Jun 1, 2023: I wrote this post a while ago and decided to wait to share when the time is right. The time is right now and I hope this helps you in some way if you are ever on the same boat.
I am going to share my thought process that led me to ultimately walk away from a job offer that paid siginifcantly more. The compensation structure of the offer is different than what I had. However, for the sake of comparison, the total compensation of the job offer was > 35% better.
About The Job Offer That Paid More
When this opportunity presented itself, I was in the stage of my career where I was not looking or ready for the next step up. I knew there would be a very steep learning curve if I moved up then but most importantly, I was not ready mentally.
What made this offer appealing was that it was a lateral move (same position as what I had) in a growing company. It was not a start up but it was definitely “younger” than the company I was with. I have worked at both growing and mature companies in the past so I have first-hand experience with the pros and cons for both. In my opinion, not one environment is more superior than the other. I believe it all depends on what your priorities are at that point in your life. I was excited for a chance to apply my specific set of skills and experience at a growing company so this offer was perfect in this sense.
Also, I went through one of the most rigorous interviews I have had in my career for this role. There were three stages in total and more than a handful of phone calls and emails. Even though I did not accept the offer, I thought I still gained something out of the process. Interviews rarely made me nervous. I have always viewed them as opportunities to practice being confident and market-check. I believe it is important to genuinely want to be where I am because I do my best work when I choose to show up every day.
If The Offer Seemed Perfect – Why Did I Walk Away?
The money was great. The job itself would have been a great opportunity to further develop my existing skills. The benefits were better than what I had. There also seemed to be room for growth. So, why did I walk away?
Timing was everything. When the process started, everything was supposed to line up nicely. I can go on the family trip I had planned for months and provide more than two-week notice for the company I was working for. However, circumstances changed and my choices were either to make it work by making some sacrafices or walk away from the opportunity.
The first point was pretty self-explanatory. Money can buy a lot of things (like the oceanfront condo I am obsessed with) but money can’t always buy time in time. I have been looking forward to the family trip for a long time. While all I had to do was to shorten it (not cancel completely), trying to make things work for the sake of my career and bank account would cost me family time that I might not get back. You see, at one point in my life, I might think the simple solution would be to make another trip later. However, I have come to the realizaition years ago that people I care about will not be around forever. This was the main reason I walked away. I knew opportunities will always come around but there will never be a guarantee with family time.
In addition, while I am an advocate of putting our own best interests first (because everyone, including your employer, will do the same), I have a lot of respect and gratitude for my team. While I am not claiming I will put my employer above my own career, I will definitely try my best to ensure a smooth transition. Originally, if things worked out the way I thought they would, I would have the opportunity to provide a notice period longer than the standard two-week.

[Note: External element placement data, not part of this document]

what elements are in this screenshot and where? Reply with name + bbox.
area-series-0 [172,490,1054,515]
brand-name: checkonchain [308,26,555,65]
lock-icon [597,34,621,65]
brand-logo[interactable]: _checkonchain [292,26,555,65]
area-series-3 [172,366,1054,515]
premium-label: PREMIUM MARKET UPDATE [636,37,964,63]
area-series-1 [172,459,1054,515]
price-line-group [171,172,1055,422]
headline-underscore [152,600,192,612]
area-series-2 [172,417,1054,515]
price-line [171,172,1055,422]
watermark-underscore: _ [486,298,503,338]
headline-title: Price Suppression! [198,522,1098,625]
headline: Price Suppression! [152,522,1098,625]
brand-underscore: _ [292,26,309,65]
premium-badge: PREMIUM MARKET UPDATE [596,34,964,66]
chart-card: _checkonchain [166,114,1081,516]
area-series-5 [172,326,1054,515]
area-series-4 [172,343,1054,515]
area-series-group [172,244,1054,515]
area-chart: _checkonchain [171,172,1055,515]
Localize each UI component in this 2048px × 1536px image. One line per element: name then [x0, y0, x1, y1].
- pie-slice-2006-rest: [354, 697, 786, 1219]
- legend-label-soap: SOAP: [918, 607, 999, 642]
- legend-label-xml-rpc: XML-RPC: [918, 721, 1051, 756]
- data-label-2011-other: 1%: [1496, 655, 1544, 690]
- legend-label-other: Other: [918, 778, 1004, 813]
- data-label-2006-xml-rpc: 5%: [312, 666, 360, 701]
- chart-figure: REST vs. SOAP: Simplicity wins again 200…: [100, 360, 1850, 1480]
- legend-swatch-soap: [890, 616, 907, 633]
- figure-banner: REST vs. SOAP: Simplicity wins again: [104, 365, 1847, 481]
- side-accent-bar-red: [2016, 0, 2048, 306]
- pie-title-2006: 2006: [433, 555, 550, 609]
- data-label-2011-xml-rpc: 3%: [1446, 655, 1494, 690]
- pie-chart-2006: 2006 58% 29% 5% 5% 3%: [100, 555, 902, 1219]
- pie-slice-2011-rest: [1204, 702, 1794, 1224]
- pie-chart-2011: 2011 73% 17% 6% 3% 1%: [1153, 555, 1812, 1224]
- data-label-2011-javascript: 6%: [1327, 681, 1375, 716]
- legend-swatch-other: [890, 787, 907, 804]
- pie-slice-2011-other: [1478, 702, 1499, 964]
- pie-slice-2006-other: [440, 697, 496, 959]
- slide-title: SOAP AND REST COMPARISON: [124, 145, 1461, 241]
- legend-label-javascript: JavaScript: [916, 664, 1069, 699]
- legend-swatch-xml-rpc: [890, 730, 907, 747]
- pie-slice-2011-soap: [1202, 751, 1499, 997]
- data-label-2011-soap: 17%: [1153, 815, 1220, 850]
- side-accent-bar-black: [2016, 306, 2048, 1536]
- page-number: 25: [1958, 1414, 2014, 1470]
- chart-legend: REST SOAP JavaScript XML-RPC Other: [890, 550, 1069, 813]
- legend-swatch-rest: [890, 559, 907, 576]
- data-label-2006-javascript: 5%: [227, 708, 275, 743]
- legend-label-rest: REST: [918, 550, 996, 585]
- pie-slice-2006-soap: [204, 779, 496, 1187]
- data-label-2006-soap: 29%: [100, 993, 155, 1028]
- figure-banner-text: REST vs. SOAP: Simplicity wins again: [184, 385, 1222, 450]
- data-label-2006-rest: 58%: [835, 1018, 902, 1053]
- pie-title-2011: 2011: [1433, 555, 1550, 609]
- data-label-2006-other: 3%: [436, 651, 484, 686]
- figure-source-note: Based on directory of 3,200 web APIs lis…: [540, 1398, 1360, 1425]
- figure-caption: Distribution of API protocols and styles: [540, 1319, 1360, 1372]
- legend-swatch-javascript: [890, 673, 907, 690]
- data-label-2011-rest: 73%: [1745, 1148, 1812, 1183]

I wanted to give a longer notice period as I was going to be working on-and-off while I was travelling. The standard two-week while I was working part-time would be too unfair to my colleague. And it would have been hard for me to manage both of my regular tasks and training too. Note, some people strongly advise against providing longer than required notice as it can back fire (e.g., getting the cold shoulder, being asked to do way more than possible). My personal view is that it depends on a lot of factors: your manager, team, company’s culture etc. There has been time in my career where I could not wait to be gone as if I was fleeing a burning building but it is not always the case. So, your mileage definitely may vary on this.
What I Gained From Walking Away
While I hope that my experience will be useful reference for you if you are ever on the same boat, I personally gained a lot from the experience. It was empowering to know that I protected what mattered to me most. It was not money. It is easy to understand why people say money can’t buy happiness. However, as we all know, there are actually a lot we can buy with money that make us happy (again, the oceanfront condo on my mental vision board fits the bill for me).
And the reality was, for about five minutes, I was going to accept the offer and make the rest work. However, when I asked Eric for advice on what to do, he simply asked me to make a decision without considering the financial consequences. There might not be an opportunity like this one for a while but I can definitely make the money back. Once it was clear, the decision to walk away was a no-brainer.